Chapitre 3 - Un ciel d'hélicoptères

8 minutes de lecture

« Bonjour et bienvenue dans notre édition de 10h. L'apparition de nouveaux cas de la maladie a été confirmée ce matin par l'OMS. D'après notre correspondant à Genève, il serait préoccupant si les choses devaient changer et que soit rendue possible la transmission entre personnes. »

« On déplore l'augmentation très importante des émissions de CO2 sur les quinze dernières années. Y a-t-il un véritable danger à votre connaissance ?

- Je vous le confirme, il n'y en a aucun. »

« Alerte de niveau 6. Les dirigeants de plusieurs pays vont se réunir cet après-midi pour un sommet exceptionnel. »

« La police fait état de cas similaires signalés récemment de personnes au comportement étrange et très violent. »

« Peu de chances pour que l'agence de santé de Nations Unies recommande officiellement de limiter tous les déplacements. »

« Ce ne sont pas des physiciens ni des ingénieurs, ils croient que ça va passer tout seul, mais ils se trompent, ils vivent dans un monde de rêve, un univers parallèle. »

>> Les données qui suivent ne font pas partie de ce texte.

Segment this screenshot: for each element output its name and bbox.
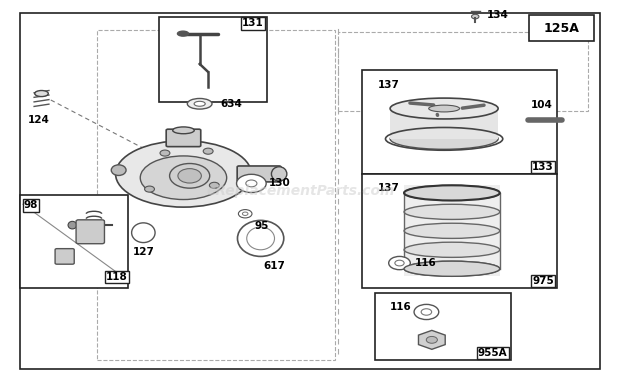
Bar xyxy=(20,195,128,288)
Ellipse shape xyxy=(404,242,500,257)
Text: 127: 127 xyxy=(133,247,155,257)
Polygon shape xyxy=(418,330,445,349)
Ellipse shape xyxy=(404,185,500,201)
Ellipse shape xyxy=(203,148,213,154)
Ellipse shape xyxy=(389,256,410,270)
Ellipse shape xyxy=(421,309,432,315)
Ellipse shape xyxy=(404,185,500,201)
Ellipse shape xyxy=(428,105,459,112)
Ellipse shape xyxy=(472,14,479,19)
Text: 634: 634 xyxy=(220,99,242,109)
Ellipse shape xyxy=(172,127,194,134)
Bar xyxy=(338,32,588,112)
Ellipse shape xyxy=(404,223,500,238)
Ellipse shape xyxy=(187,99,212,109)
Bar xyxy=(529,15,594,41)
Text: 104: 104 xyxy=(531,100,552,110)
Ellipse shape xyxy=(246,180,257,187)
Text: 116: 116 xyxy=(415,258,436,268)
FancyBboxPatch shape xyxy=(55,249,74,264)
Ellipse shape xyxy=(390,98,498,119)
Text: 125A: 125A xyxy=(544,22,580,35)
Ellipse shape xyxy=(414,304,439,320)
Ellipse shape xyxy=(144,186,154,192)
Ellipse shape xyxy=(390,128,498,149)
Ellipse shape xyxy=(131,223,155,243)
Ellipse shape xyxy=(404,261,500,276)
Ellipse shape xyxy=(395,260,404,266)
Bar xyxy=(363,174,557,288)
Text: 130: 130 xyxy=(268,178,290,188)
FancyArrowPatch shape xyxy=(463,105,484,108)
Bar xyxy=(363,70,557,174)
FancyBboxPatch shape xyxy=(237,166,281,182)
FancyBboxPatch shape xyxy=(166,129,201,147)
Ellipse shape xyxy=(68,221,77,229)
Ellipse shape xyxy=(237,220,284,256)
Text: 134: 134 xyxy=(486,10,508,20)
Ellipse shape xyxy=(170,163,210,188)
Ellipse shape xyxy=(272,167,287,181)
Bar xyxy=(97,30,335,360)
Ellipse shape xyxy=(427,337,437,343)
Text: 131: 131 xyxy=(242,18,264,28)
Ellipse shape xyxy=(404,204,500,219)
Text: eReplacementParts.com: eReplacementParts.com xyxy=(206,184,395,198)
Ellipse shape xyxy=(247,227,275,250)
Ellipse shape xyxy=(160,150,170,156)
Ellipse shape xyxy=(178,168,202,183)
Text: 116: 116 xyxy=(390,302,412,312)
Ellipse shape xyxy=(404,261,500,276)
Text: 95: 95 xyxy=(254,220,269,231)
Text: 137: 137 xyxy=(378,183,400,193)
Text: 617: 617 xyxy=(264,261,286,271)
Text: 118: 118 xyxy=(106,272,128,282)
Text: 124: 124 xyxy=(27,115,50,125)
Ellipse shape xyxy=(194,101,205,106)
Ellipse shape xyxy=(111,165,126,175)
Text: 975: 975 xyxy=(532,276,554,286)
Text: 137: 137 xyxy=(378,80,400,90)
Text: 98: 98 xyxy=(24,201,38,210)
Ellipse shape xyxy=(210,182,219,188)
Ellipse shape xyxy=(242,212,248,215)
Text: 133: 133 xyxy=(532,162,554,172)
Bar xyxy=(390,108,498,139)
Ellipse shape xyxy=(177,31,188,36)
Ellipse shape xyxy=(239,210,252,218)
Ellipse shape xyxy=(35,91,48,97)
Bar xyxy=(159,16,267,102)
FancyArrowPatch shape xyxy=(410,103,433,105)
Ellipse shape xyxy=(237,174,266,193)
Ellipse shape xyxy=(140,156,227,199)
Text: 955A: 955A xyxy=(478,348,508,358)
Bar xyxy=(404,185,500,276)
Ellipse shape xyxy=(115,141,251,207)
FancyBboxPatch shape xyxy=(76,220,104,244)
Bar xyxy=(375,293,511,360)
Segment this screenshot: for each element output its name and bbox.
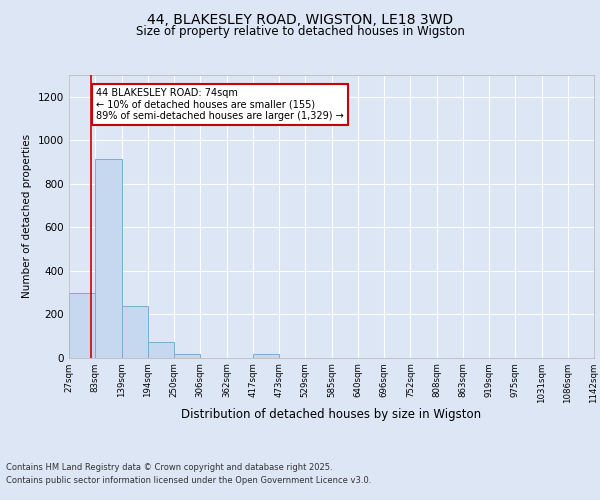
Text: Contains public sector information licensed under the Open Government Licence v3: Contains public sector information licen… [6, 476, 371, 485]
Text: Size of property relative to detached houses in Wigston: Size of property relative to detached ho… [136, 25, 464, 38]
Text: Contains HM Land Registry data © Crown copyright and database right 2025.: Contains HM Land Registry data © Crown c… [6, 464, 332, 472]
Bar [148, 342, 174, 357]
Y-axis label: Number of detached properties: Number of detached properties [22, 134, 32, 298]
Bar [122, 306, 148, 358]
Bar [95, 158, 122, 358]
X-axis label: Distribution of detached houses by size in Wigston: Distribution of detached houses by size … [181, 408, 482, 422]
Text: 44, BLAKESLEY ROAD, WIGSTON, LE18 3WD: 44, BLAKESLEY ROAD, WIGSTON, LE18 3WD [147, 12, 453, 26]
Text: 44 BLAKESLEY ROAD: 74sqm
← 10% of detached houses are smaller (155)
89% of semi-: 44 BLAKESLEY ROAD: 74sqm ← 10% of detach… [97, 88, 344, 121]
Bar [69, 294, 95, 358]
Bar [253, 354, 279, 358]
Bar [174, 354, 200, 358]
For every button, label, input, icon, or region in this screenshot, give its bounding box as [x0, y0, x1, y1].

« En le frappant directement à la tête, en le rouant de coups, l'homme saigne. »

« 21 nouveaux cas confirmés. »

« Ces discours sur un prétendu jugement dernier ne sont qu'un vaste canular. »

« L'état d'urgence a été déclaré dans de nombreux pays. «

« La mesure est totalement inédite dans l'histoire de France. Jamais le pays n'avait en effet demandé à ses citoyens de se confiner à leur domicile à longueur de journée, comme c'est le cas depuis hier, afin de freiner l'expansion de la pandémie. »

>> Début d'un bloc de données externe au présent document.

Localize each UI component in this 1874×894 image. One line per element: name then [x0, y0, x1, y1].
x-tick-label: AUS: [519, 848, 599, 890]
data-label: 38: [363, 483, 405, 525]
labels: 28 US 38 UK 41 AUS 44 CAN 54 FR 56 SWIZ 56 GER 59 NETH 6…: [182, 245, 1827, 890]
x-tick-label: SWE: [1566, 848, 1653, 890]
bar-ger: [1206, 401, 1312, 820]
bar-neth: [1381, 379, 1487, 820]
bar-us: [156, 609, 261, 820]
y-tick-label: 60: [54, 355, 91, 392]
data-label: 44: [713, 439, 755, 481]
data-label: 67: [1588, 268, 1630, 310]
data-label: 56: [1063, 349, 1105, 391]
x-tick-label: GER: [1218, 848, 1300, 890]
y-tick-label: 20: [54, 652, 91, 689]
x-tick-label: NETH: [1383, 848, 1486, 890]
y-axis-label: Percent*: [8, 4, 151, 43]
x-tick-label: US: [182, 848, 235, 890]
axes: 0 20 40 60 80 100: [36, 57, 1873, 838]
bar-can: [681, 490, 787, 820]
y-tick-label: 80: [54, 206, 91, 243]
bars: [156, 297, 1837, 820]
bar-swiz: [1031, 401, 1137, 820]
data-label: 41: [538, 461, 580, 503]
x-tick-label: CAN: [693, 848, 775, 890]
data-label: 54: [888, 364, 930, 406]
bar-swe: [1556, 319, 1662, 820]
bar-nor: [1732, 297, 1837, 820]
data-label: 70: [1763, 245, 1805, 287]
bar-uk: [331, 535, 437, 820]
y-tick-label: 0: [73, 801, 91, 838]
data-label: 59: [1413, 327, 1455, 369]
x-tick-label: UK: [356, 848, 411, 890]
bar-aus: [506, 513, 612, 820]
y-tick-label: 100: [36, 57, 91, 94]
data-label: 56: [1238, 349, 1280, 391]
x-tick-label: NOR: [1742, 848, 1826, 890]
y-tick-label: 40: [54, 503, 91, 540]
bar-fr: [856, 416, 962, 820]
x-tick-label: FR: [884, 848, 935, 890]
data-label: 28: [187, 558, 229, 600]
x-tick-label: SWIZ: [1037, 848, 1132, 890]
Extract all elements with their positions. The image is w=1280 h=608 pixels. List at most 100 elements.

« La loi martiale a été instaurée en Afrique du Sud. »

Cela faisait des semaines que les chaînes d'informations nous faisaient ces constats alarmants. Difficile de dire qui prenait ou non les bonnes décisions. La situation était inédite, mais les faits étaient ce qu'ils étaient. Une longue liste de défaillances probables dans les rouages de notre civilisation qui n'auguraient rien de bon à tous les niveaux. Et qui étaient loin d’être optimistes. Les mauvaises nouvelles de ce genre avaient tendance à m'atteindre personnellement, c'est pour ça que j'avais arrêté de lire ou de regarder le journal. Je devenais maintenant nerveuse à l'annonce de la prochaine édition spéciale.

J'étais en retard ce matin-là. J'avais versé le fond de café qui me restait dans un thermos et j'étais vite descendue au garage pour récupérer ma voiture. A cette heure, les artères principales de la ville étaient bien encombrées et le trafic chargé. Arrivée sur la 99ème Est, les voitures étaient déjà à l'arrêt, logique vu l'heure qu'il était. Les voies étaient toutes occupées, les klaxons retentissaient et le passage des feux tricolores plus loin n'allait pas plus fluidifier le trafic. J'appelais donc le standard du cabinet pour les prévenir qu'ils devraient faire patienter mes rendez-vous de ce matin, mais je n'étais pas la seule du cabinet sur la route et ils feraient leur possible en attendant. Nous formions une très bonne équipe, fiable et solidaire. Je décidai donc de prendre mon mal en patience en sirotant mon café et en écoutant la musique. « For what it’s worth » de Liam Gallagher. La pop anglaise me rendait toujours sereine, je n'avais jamais su me l'expliquer.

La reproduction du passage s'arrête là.